A ruling by the Shanghai Songjiang People’s Court affirmed that cryptocurrencies like Bitcoin are legally owned assets in China, classifying them as virtual commodities with property-like rights. While crypto trading, token sales, and exchanges remain banned, this decision highlights a potential shift in China’s approach to digital asset regulation. The ruling emerged from a case involving an initial coin offering (ICO), reinforcing the government’s crackdown on crypto-related businesses to maintain financial stability.

Despite China’s strict bans on ICOs, cryptocurrency exchanges, and Bitcoin mining since 2021, courts have consistently upheld that digital assets can be legally owned. This creates a contradiction between regulatory policies and judicial rulings, suggesting that China may be managing crypto integration rather than banning it entirely.
While China does not operate under a precedent-based legal system, guiding cases from the People’s Court are increasingly shaping court rulings—similar to trends in other civil law jurisdictions. As more courts interpret crypto ownership under Chinese property law, this could influence future regulations and gradually open the door to a more structured and crypto-friendly legal framework.
A Step Toward Future Policy Shifts?
While this ruling did not alter China’s crypto ban, it reinforced a key legal principle: cryptocurrencies are recognised as personal property. This legal stance could lay the groundwork for future regulatory shifts, potentially opening the door to controlled crypto activities within China.
By acknowledging Bitcoin and digital assets as private property without outright dismissing their value, China may be signalling a long-term strategy—one focused on regulating rather than eliminating the influence of cryptocurrencies. If China’s crypto regulations evolve to permit limited, state-controlled crypto adoption, this could have a major impact on global crypto markets, influencing Bitcoin adoption, blockchain innovation, and regulatory trends worldwide.

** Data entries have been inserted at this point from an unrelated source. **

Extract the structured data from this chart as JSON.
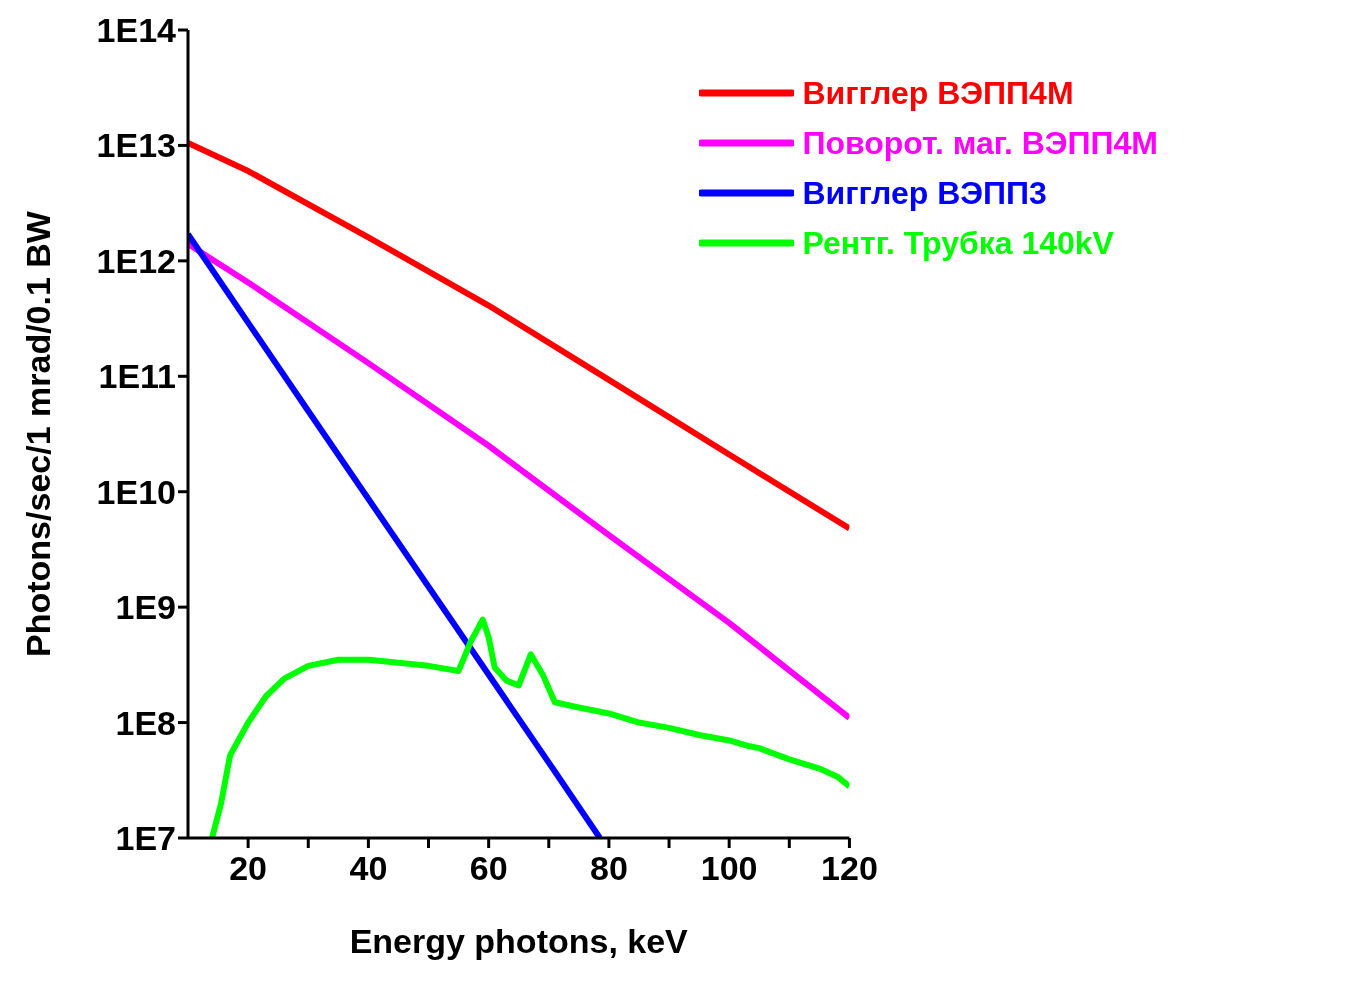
{
  "chart_data": {
    "type": "line",
    "xlabel": "Energy photons, keV",
    "ylabel": "Photons/sec/1 mrad/0.1 BW",
    "log": "y",
    "legend": "top right",
    "xlim": [
      10,
      120
    ],
    "xticks": [
      20,
      {
        "value": 30,
        "label": null
      },
      40,
      {
        "value": 50,
        "label": null
      },
      60,
      {
        "value": 70,
        "label": null
      },
      80,
      {
        "value": 90,
        "label": null
      },
      100,
      {
        "value": 110,
        "label": null
      },
      120
    ],
    "ylim": [
      10000000,
      100000000000000
    ],
    "yticks": [
      {
        "value": 10000000,
        "label": "1E7"
      },
      {
        "value": 100000000,
        "label": "1E8"
      },
      {
        "value": 1000000000,
        "label": "1E9"
      },
      {
        "value": 10000000000,
        "label": "1E10"
      },
      {
        "value": 100000000000,
        "label": "1E11"
      },
      {
        "value": 1000000000000,
        "label": "1E12"
      },
      {
        "value": 10000000000000,
        "label": "1E13"
      },
      {
        "value": 100000000000000,
        "label": "1E14"
      }
    ],
    "series": [
      {
        "name": "Вигглер ВЭПП4М",
        "color": "#ff0000",
        "x": [
          10,
          20,
          40,
          60,
          80,
          100,
          120
        ],
        "values": [
          10500000000000,
          6000000000000,
          1600000000000,
          410000000000,
          93000000000,
          21000000000,
          4800000000
        ]
      },
      {
        "name": "Поворот. маг. ВЭПП4М",
        "color": "#ff00ff",
        "x": [
          10,
          20,
          40,
          60,
          80,
          100,
          120
        ],
        "values": [
          1400000000000,
          650000000000,
          130000000000,
          25000000000,
          4200000000,
          730000000,
          110000000
        ]
      },
      {
        "name": "Вигглер ВЭПП3",
        "color": "#0000ff",
        "x": [
          10,
          30,
          50,
          70,
          78.5
        ],
        "values": [
          1700000000000,
          50000000000,
          1500000000,
          45000000,
          10000000
        ]
      },
      {
        "name": "Рентг. Трубка 140kV",
        "color": "#00ff00",
        "x": [
          14,
          15.5,
          17,
          20,
          23,
          26,
          30,
          35,
          40,
          45,
          50,
          55,
          57,
          59,
          60,
          61,
          63,
          65,
          67,
          69,
          71,
          75,
          80,
          85,
          90,
          95,
          100,
          103,
          105,
          110,
          115,
          118,
          120
        ],
        "values": [
          10000000,
          20000000,
          52000000,
          100000000,
          170000000,
          240000000,
          310000000,
          350000000,
          350000000,
          330000000,
          310000000,
          280000000,
          500000000,
          780000000,
          550000000,
          300000000,
          230000000,
          210000000,
          390000000,
          260000000,
          150000000,
          135000000,
          120000000,
          100000000,
          90000000,
          78000000,
          70000000,
          63000000,
          60000000,
          48000000,
          40000000,
          34000000,
          28000000
        ]
      }
    ]
  }
}
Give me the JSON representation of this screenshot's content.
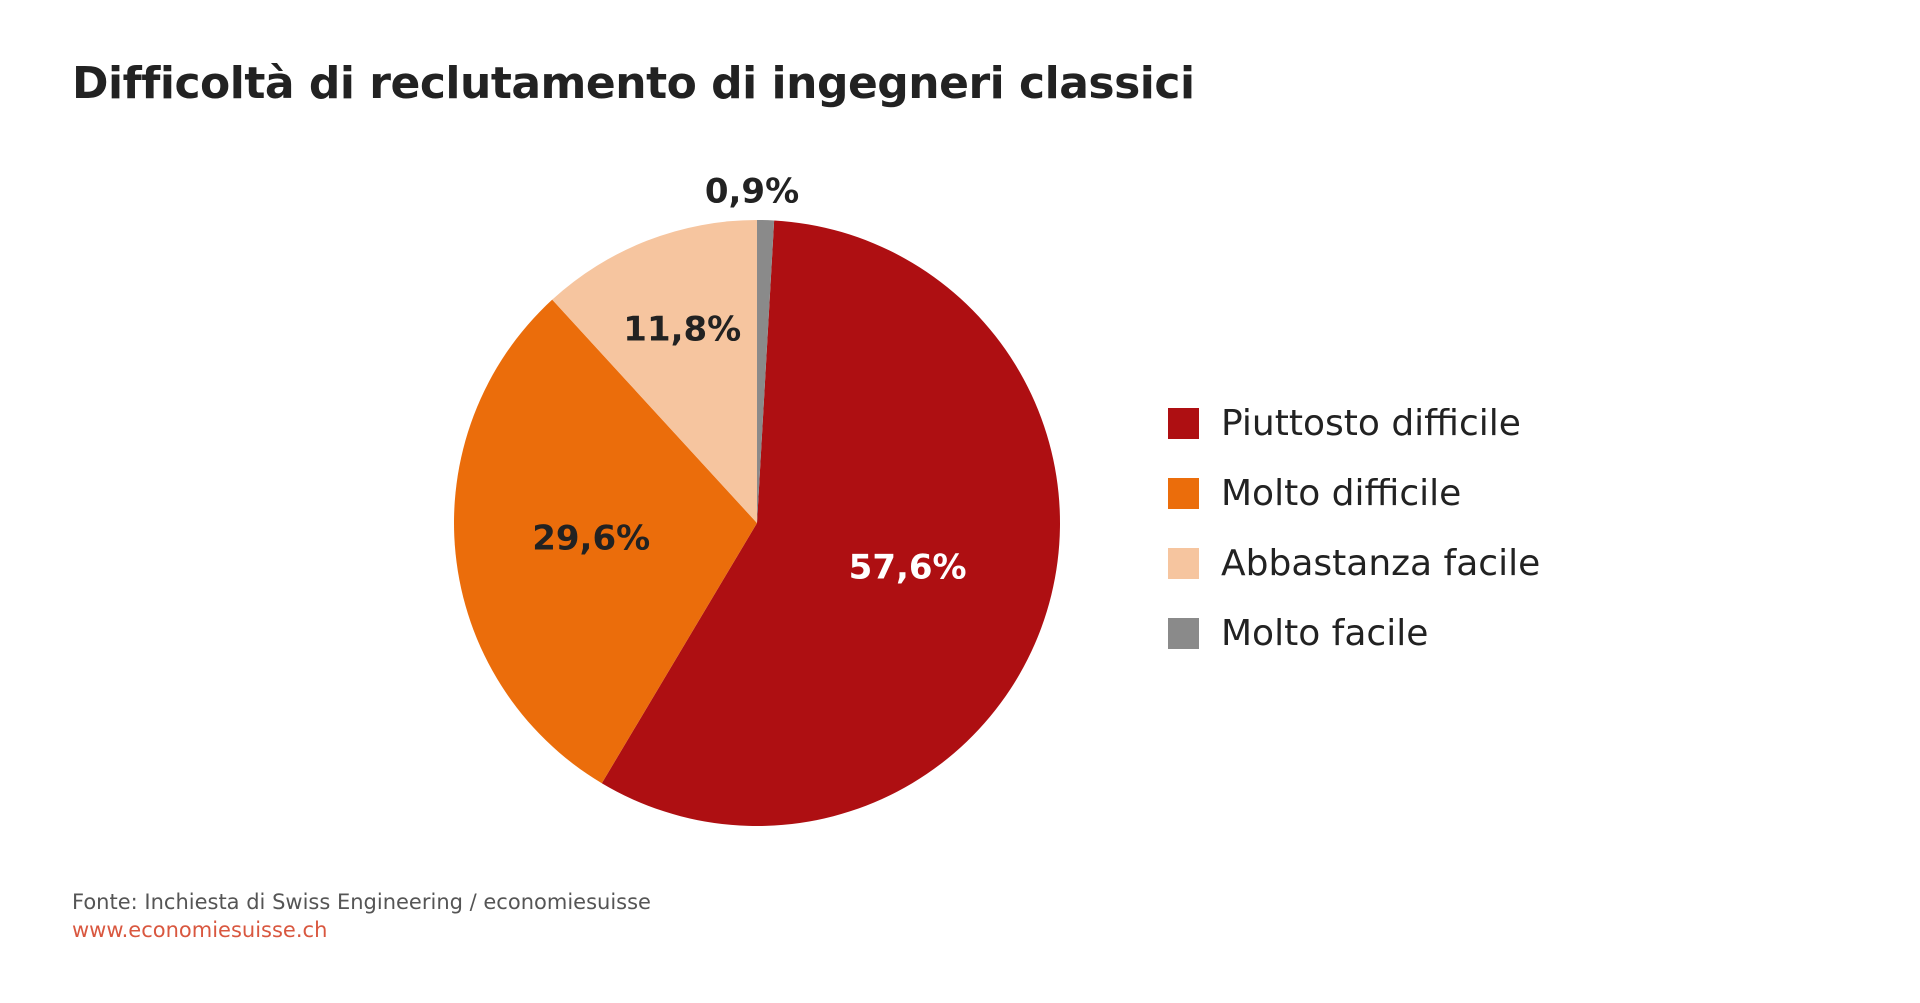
{
  "chart_data": {
    "type": "pie",
    "title": "Difficoltà di reclutamento di ingegneri classici",
    "slices": [
      {
        "label": "Piuttosto difficile",
        "value": 57.6,
        "display": "57,6%",
        "color": "#ae0f12",
        "text_color": "#ffffff"
      },
      {
        "label": "Molto difficile",
        "value": 29.6,
        "display": "29,6%",
        "color": "#eb6d0b",
        "text_color": "#222222"
      },
      {
        "label": "Abbastanza facile",
        "value": 11.8,
        "display": "11,8%",
        "color": "#f6c59f",
        "text_color": "#222222"
      },
      {
        "label": "Molto facile",
        "value": 0.9,
        "display": "0,9%",
        "color": "#8a8a8a",
        "text_color": "#222222"
      }
    ],
    "legend_position": "right"
  },
  "footer": {
    "source": "Fonte: Inchiesta di Swiss Engineering / economiesuisse",
    "website": "www.economiesuisse.ch"
  }
}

What It Could Mean for the Crypto Community?
If China eventually softens its crypto restrictions, even slightly, the impact on the global market could be profound. Before the bans, China was a dominant force in crypto trading and mining, with a vast user base driving liquidity and innovation. Given China’s 1.4 billion population, even a partial reopening could spark massive adoption, injecting new liquidity, demand, and legitimacy into the space.
For now, the Shanghai court’s ruling stands as a key legal precedent, demonstrating that despite regulatory crackdowns, digital asset ownership remains protected under Chinese law. This could be the first step toward a more strategic approach to crypto integration, where China seeks to control, rather than completely exclude, blockchain-based assets—a move that could reshape global crypto dynamics.

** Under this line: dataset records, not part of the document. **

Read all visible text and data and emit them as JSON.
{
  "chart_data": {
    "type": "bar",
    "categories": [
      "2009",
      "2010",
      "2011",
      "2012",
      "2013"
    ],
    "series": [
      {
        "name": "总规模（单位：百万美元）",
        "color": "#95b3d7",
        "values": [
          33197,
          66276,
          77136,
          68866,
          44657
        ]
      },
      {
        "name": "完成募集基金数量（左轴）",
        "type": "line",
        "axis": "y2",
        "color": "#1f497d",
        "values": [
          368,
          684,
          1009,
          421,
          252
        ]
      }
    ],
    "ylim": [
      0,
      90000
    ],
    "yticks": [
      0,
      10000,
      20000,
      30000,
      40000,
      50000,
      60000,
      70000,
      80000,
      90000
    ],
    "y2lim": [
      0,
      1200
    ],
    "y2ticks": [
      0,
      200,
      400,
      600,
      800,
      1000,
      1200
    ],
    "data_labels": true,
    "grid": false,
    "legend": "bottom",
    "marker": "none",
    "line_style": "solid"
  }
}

In 2025, the Chinese year of the snake, crypto may finally sink its fangs into China’s rigid financial framework, injecting it with the unstoppable force of decentralisation. Just like the snake—silent, strategic, and unyielding—the crypto revolution continues to advance, refusing to be tamed. As legal interpretations evolve and cracks appear in past restrictions, China may find itself unable to ignore the transformative power of digital assets. If the tide turns, 2025 could be the year crypto sheds the skin of suppression and emerges stronger than ever.